Palermo Parlamentosu
Sicilya Krallığı’nın Ortaçağ tarihinde en önemli yerlerden biri Palermo Parlamentosu’dur. 1412 yılında kurulan bu parlamento, Sicilya Kralı’nın yetkilerini sınırlandırmak için oluşturulmuştur. Parlamento, farklı sınıflardan temsilcileri içeriyordu ve üyeleri kral tarafından atandı. Sicilya Krallığı’nın İtalya Krallığı ile birleşmesi sonrasında da bu parlamento faaliyetlerine devam etmiştir.
Palermo Parlamentosu, tarihte önemli bir dönüm noktasıdır çünkü İtalyan tarihinin ilk parlamentolarından biridir. Parlamento, Avrupa’da yaygın olan Meclis tipi yönetim şeklini Sicilya’ya getirmiştir. Ayrıca kralların yetkilerini sınırlayan anayasal bir yapıya sahip olması, demokrasi açısından da önem taşımaktadır.
Palermo Parlamentosu ayrıca birçok önemli kararın alındığı bir merkezdi. Örneğin, parlamento üyeleri, Sahte Davut adı verilen bir komployu ortaya çıkardılar ve bu sayede krallığın içindeki yolsuzluklarla mücadele ettiler. Aynı zamanda parlamento, Sicilya Krallığı’nın İspanyol hakimiyetinden kurtulması için de önemli bir rol oynamıştır.

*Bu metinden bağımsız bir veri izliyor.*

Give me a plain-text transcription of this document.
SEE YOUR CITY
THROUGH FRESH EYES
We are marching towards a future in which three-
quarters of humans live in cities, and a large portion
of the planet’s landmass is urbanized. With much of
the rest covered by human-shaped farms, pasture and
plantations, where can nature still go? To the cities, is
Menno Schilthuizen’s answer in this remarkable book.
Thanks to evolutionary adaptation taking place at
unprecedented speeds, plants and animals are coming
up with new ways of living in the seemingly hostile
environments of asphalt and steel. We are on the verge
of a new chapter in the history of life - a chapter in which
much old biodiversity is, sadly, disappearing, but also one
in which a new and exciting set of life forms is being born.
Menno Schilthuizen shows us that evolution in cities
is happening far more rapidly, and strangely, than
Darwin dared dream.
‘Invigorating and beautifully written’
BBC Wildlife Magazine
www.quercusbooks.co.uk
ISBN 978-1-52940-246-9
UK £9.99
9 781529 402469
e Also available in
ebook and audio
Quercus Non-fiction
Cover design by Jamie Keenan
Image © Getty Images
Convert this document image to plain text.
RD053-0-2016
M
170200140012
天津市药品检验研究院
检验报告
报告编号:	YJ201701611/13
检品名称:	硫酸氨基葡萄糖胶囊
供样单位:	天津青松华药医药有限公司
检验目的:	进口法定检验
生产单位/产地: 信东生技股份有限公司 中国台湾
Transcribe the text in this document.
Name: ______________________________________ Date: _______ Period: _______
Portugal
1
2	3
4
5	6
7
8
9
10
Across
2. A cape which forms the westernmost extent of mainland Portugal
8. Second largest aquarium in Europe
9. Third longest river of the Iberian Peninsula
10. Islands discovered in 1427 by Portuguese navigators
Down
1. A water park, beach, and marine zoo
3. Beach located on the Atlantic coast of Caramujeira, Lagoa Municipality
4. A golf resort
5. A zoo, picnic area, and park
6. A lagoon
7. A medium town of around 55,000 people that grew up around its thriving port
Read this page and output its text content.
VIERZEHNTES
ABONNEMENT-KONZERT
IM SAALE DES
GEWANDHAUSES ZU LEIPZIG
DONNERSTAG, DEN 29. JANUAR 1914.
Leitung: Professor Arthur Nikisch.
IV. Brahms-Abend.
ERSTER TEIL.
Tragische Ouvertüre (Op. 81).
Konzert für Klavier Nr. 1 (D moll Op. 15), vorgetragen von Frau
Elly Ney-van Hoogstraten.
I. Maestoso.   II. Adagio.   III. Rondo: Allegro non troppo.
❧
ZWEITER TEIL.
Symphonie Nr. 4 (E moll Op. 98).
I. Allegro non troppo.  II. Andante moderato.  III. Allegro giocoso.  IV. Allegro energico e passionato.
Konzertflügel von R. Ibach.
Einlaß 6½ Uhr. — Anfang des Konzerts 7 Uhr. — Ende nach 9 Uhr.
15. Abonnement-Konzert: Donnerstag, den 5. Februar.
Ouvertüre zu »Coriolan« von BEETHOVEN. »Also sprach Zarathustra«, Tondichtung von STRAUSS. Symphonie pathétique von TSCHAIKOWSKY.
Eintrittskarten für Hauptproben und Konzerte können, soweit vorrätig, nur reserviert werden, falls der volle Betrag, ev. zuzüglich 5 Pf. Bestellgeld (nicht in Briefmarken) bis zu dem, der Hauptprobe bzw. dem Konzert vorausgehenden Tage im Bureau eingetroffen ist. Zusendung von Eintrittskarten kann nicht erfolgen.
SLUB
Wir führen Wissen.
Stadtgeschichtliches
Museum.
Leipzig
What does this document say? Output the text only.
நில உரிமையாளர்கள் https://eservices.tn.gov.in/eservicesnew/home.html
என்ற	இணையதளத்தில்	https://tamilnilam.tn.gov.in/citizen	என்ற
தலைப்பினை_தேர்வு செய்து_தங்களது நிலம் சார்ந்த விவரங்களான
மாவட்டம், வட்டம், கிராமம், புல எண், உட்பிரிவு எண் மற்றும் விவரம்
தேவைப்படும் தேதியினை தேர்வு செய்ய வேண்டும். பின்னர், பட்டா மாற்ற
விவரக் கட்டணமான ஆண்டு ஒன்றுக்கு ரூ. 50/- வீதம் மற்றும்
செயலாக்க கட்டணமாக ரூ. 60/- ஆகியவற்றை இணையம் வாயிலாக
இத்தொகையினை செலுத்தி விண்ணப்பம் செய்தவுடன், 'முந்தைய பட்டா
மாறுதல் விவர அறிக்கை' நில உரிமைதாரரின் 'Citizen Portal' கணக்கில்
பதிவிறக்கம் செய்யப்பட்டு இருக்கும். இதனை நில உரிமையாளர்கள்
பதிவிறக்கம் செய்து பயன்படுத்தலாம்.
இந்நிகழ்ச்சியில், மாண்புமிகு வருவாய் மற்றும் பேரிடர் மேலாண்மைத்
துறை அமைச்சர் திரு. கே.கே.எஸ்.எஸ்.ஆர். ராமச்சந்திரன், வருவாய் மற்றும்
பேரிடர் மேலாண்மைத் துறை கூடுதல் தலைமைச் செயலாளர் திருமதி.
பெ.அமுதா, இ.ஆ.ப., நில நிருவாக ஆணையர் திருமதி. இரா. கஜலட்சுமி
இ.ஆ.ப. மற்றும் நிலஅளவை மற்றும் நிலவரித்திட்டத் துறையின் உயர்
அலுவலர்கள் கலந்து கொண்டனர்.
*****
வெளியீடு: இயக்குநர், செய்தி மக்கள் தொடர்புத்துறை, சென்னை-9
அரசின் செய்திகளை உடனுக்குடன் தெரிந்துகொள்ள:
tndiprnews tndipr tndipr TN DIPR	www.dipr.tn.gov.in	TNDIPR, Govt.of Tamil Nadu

Genel olarak Palermo Parlamentosu, Sicilya krallarının yetkilerini sınırlandırarak, Sicilya Krallığı’nın tarihinde önemli bir yer edinmiştir. Parlamento, Sicilyalıların demokratik değerlere olan inancını gösterirken, Avrupa tarihinin de ilerlemesinde önemli bir rol oynamıştır.